Avery scosse il capo, con fare drammatico. “Oh, questa volta credo di no. Sta succedendo qualcosa,” confermò, ripetendo le stesse parole di Mulciber come se avesse voluto rendere l’atmosfera più grave e pesante. In effetti ci riuscì eccome.
Remus, a cui tutti davano le spalle, sfiorò la spalla di James e costrinse gli amici a voltarsi in assoluto silenzio verso di lui. Non parlò, ovviamente, non avrebbe potuto, ma scosse la testa e fu abbastanza: quello scherzo non l’avrebbero potuto fare, non quella sera. 
James si voltò solo un attimo verso il centro della sala comune, mordendosi un labbro indeciso, poi tornò a guardare Remus e annuì.
Era un rischio che non potevano correre. I professori, senza prove, non avrebbero mai potuto assegnare punizioni a nessuno di loro, ma i Serpeverde non avevano bisogno di prove.

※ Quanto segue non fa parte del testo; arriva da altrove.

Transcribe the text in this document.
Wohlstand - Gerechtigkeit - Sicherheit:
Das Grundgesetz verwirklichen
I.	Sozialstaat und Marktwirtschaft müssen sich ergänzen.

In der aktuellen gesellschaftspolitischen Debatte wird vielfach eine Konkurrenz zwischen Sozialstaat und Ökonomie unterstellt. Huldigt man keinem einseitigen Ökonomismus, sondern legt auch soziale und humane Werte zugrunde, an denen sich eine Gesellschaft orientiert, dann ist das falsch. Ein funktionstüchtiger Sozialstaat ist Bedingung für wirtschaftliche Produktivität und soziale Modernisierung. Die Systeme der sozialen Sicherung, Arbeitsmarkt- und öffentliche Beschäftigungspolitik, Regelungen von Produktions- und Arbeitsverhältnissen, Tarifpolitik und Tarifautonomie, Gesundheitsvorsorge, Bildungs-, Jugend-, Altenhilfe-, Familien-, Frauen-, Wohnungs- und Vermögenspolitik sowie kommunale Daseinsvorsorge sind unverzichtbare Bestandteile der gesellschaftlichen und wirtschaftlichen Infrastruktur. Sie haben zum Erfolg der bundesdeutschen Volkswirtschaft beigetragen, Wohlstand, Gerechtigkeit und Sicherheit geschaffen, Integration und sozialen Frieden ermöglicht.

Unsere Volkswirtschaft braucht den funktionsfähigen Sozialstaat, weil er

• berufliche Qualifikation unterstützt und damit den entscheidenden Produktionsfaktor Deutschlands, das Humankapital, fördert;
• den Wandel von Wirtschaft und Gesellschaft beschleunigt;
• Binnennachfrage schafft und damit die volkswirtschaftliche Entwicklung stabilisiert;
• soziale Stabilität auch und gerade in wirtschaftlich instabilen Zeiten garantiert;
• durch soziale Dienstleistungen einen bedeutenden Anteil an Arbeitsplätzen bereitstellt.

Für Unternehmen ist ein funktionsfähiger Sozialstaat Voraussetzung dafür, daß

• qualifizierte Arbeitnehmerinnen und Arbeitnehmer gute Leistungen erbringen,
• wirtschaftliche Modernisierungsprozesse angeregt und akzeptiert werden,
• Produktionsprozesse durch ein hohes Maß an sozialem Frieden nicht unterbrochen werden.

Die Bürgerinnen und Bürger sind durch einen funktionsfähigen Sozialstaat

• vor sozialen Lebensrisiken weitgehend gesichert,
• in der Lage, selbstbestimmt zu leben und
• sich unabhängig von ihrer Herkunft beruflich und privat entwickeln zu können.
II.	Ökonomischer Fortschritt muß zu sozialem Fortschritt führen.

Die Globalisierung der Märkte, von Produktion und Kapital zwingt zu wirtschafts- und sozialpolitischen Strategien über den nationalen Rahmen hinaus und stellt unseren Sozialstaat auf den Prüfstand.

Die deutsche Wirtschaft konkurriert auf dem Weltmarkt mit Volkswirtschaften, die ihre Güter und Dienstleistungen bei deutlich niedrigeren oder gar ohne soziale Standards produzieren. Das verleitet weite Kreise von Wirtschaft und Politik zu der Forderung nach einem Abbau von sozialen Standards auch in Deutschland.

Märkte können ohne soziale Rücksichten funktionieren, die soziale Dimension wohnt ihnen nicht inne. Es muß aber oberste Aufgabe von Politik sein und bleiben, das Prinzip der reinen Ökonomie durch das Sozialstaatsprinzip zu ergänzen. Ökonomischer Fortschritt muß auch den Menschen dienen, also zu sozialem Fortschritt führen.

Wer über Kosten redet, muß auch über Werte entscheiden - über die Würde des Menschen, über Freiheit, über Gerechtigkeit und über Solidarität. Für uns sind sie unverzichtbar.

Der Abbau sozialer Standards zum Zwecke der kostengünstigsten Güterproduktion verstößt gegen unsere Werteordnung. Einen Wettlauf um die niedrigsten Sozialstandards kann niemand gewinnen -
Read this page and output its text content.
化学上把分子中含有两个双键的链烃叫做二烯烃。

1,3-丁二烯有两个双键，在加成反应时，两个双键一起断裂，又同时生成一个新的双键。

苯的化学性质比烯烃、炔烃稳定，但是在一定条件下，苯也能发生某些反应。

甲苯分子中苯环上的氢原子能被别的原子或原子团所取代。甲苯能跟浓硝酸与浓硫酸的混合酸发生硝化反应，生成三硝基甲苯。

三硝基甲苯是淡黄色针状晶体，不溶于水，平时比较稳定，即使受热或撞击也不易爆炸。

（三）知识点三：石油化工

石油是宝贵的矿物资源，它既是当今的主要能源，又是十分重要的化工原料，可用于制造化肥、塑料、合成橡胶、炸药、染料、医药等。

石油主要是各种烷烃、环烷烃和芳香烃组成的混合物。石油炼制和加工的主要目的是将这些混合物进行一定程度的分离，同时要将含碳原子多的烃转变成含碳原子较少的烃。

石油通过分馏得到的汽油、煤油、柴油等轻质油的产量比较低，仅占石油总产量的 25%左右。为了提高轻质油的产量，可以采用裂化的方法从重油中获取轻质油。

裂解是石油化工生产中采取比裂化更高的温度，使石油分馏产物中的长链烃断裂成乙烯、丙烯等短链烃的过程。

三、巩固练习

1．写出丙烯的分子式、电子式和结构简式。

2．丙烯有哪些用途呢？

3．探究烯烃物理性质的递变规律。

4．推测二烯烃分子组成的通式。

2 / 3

Uno scherzo sarebbe equivalso a una confessione e, in condizioni normali, non sarebbe neanche stato un problema. Ma in quel caso non avrebbe fatto altro che dir loro che erano stati lì, che avevano ascoltato la loro conversazione e che sapevano. Cosa? Non ne erano sicuri e, con ogni probabilità, si trattava soltanto di Mulciber, Avery e Bellatrix che la facevano più grande di quanto non fosse, che gonfiavano due misere informazioni per farle apparire segrete, esclusive e importanti, ma qualcosa, nell’aria che si respirava, aveva fatto tremare per un attimo anche James. Qualcosa che non stava nelle allusioni di Bellatrix né nei sorrisi sicuri di Mulciber né, tantomeno, nelle pompose ripetizioni di Avery.
Era qualcosa che stava, a dirla tutta, nella maniera in cui Regulus aveva detto ‘pura’.
 
***
 
La notte di Halloween, 1981
 
Udiva il sangue pulsare nelle orecchie. Il ronzio della rabbia respirava incessante nella testa e a ogni passo sembrava di cadere, di sentire le ginocchia sciogliersi e risolidificarsi proprio all’ultimo, un attimo prima di cedere. Una caterva di insulti gli offuscava la testa e non fu neanche così sicuro di averli davvero tenuti tutti per sé.
Era rabbia, la più pura, che bolliva sottopelle come a volerlo bruciare. Era una rabbia pericolosa, di quelle che lasciano esausti, sfiancati. Vuoti. Quella rabbia mischiata al dolore e capace di annientarlo momentaneamente, di bruciarlo addirittura, ma di lasciare intatta la cenere, perché potesse piangerla quando l’effetto intossicante dell’adrenalina sarebbe svanito.
Di tanto in tanto stringeva i pugni, mentre setacciava l’ennesimo vicolo. Non perché fosse teso. Ovviamente era teso, ma non gli sarebbero bastati cento pugni serrati per dimostrarlo. No, semplicemente non era certo di avere pieno contatto con la realtà. A ogni passo perdeva un pezzo di lucidità.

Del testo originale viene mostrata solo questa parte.